The cells were harvested and disrupted in lysis buffer containing phosphorylase inhibitor cocktail (Roche) and phenylmethanesulfonyl fluoride (PMSF). An equal amount (30 mg) of each protein sample was electrophoresed on an 8-12% SDS–polyacrylamide gel and transferred onto polyvinylidene fluoride (PVDF) membranes. Subsequently, the membranes were incubated with specific antibodies after being blocked using 5% skimmed milk powder for 1 h at room temperature. The main primary antibodies included p21 (Abcam, ab227443, 1:1000), RASA1 (Abcam, ab2922, 1:1000), Ras-GTP (Abcam, ab69747, 1:2000) and GAPDH (Abcam, ab9485, 1:5000) were added to incubate at 4°C overnight. Goat anti-rabbit (1:5000) or goat anti-mouse (1:5000) IgG-HRP (Sigma) were added and incubated at room temperature for 1 h. The relative expression of the target protein was divided by an internal control.
Cells were seeded onto fibronectin coated 12 well plate, after treatment, cells were fixed by 4% paraformaldehyde at room temperature for 10 mins and block by 1% BSA in PBS. The slides were incubated with the primary antibody (RASA1, Abcam, ab2922) at room temperature for 1 hour and washed three times with PBS. Alexa Fluor 555 goat anti-mouse secondary antibody (Abcam, ab150114) was used. After incubation with secondary antibody at room temperature for 40 mins, the slides were washed with PBS for three times and DAPI was used to stain the DNA.

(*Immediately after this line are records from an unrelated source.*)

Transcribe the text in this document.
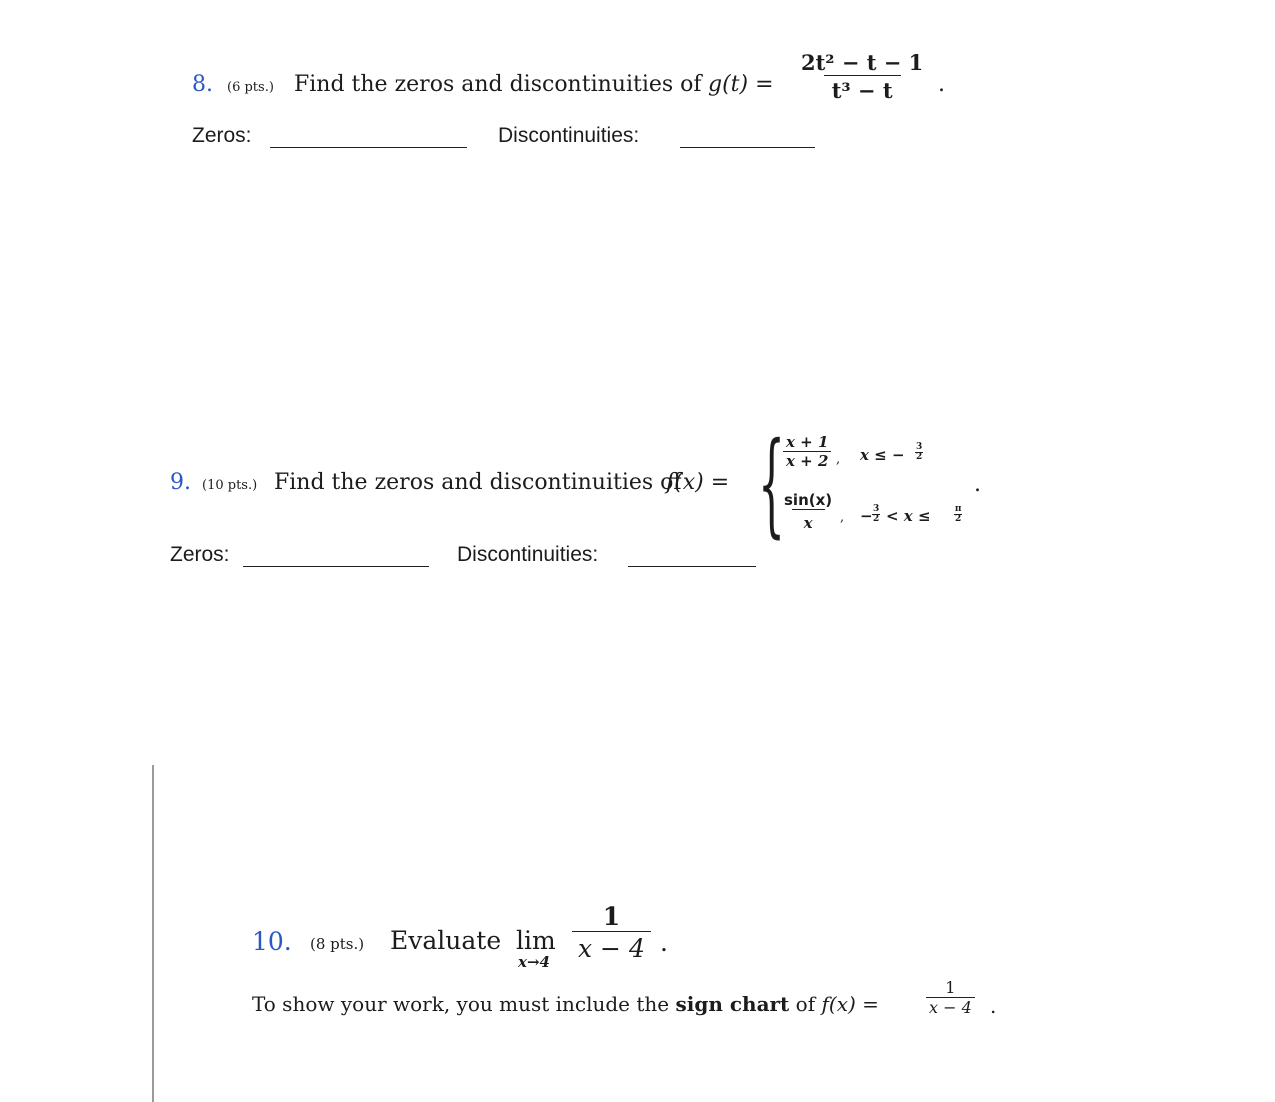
8. (6 pts.) Find the zeros and discontinuities of $g(t) = \frac{\text{2t² − t − 1}}{\text{t³ − t}}$ .
Zeros:	Discontinuities:
9. (10 pts.) Find the zeros and discontinuities of
f(x) = {
$\frac{x + 1}{x + 2}$ , x ≤ − $\frac{3}{2}$
$\frac{\sin(x)}{x}$ , − $\frac{3}{2} < x$ ≤	$\frac{\pi}{2}$
.
Zeros:	Discontinuities:
10. (8 pts.) Evaluate lim
$x\to 4 \frac{1}{x - 4}$ .
To show your work, you must include the sign chart of f(x) =	$\frac{1}{x - 4}$ .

Cell apoptosis was performed by flow cytometry. Using apoptosis Kit (Roche) according to manufacturer’s instructions, double staining with FITC-Annexin V and propidium iodide (PI) of cells were performed and analyzed suing a FACScan® flow cytometer (BD, USA). Experiments were performed in triplicate.
Cell cycle analysis
Cells (2×105 /well) were seeded onto 6 well plate. Twelve hours later, cells were transfected. Forty eight hours after transfection, cells were harvested, fixed in 1 % paraformaldehyde, washed with PBS, and stained with 5 mg/ml propidium iodide (PI) in PBS supplemented with RNase A (Roche) for 30 mins at room temperature. The cells were analyzed using FACS Calibur flow cytometer. One parameter histogram was plotted according to the distribution of nuclear DNA content in each cell detected by flow cytometer. Cells in each individual phase of the cell cycle were determined based on their DNA ploidy profile.
The statistical analysis was performed using SPSS 15.0 (SPSS, USA) with unpaired two-tailed student’s t test. For multivariate groups comparison, ANOVO was performed. *P<0.05, **P<0.01, ***P<0.001.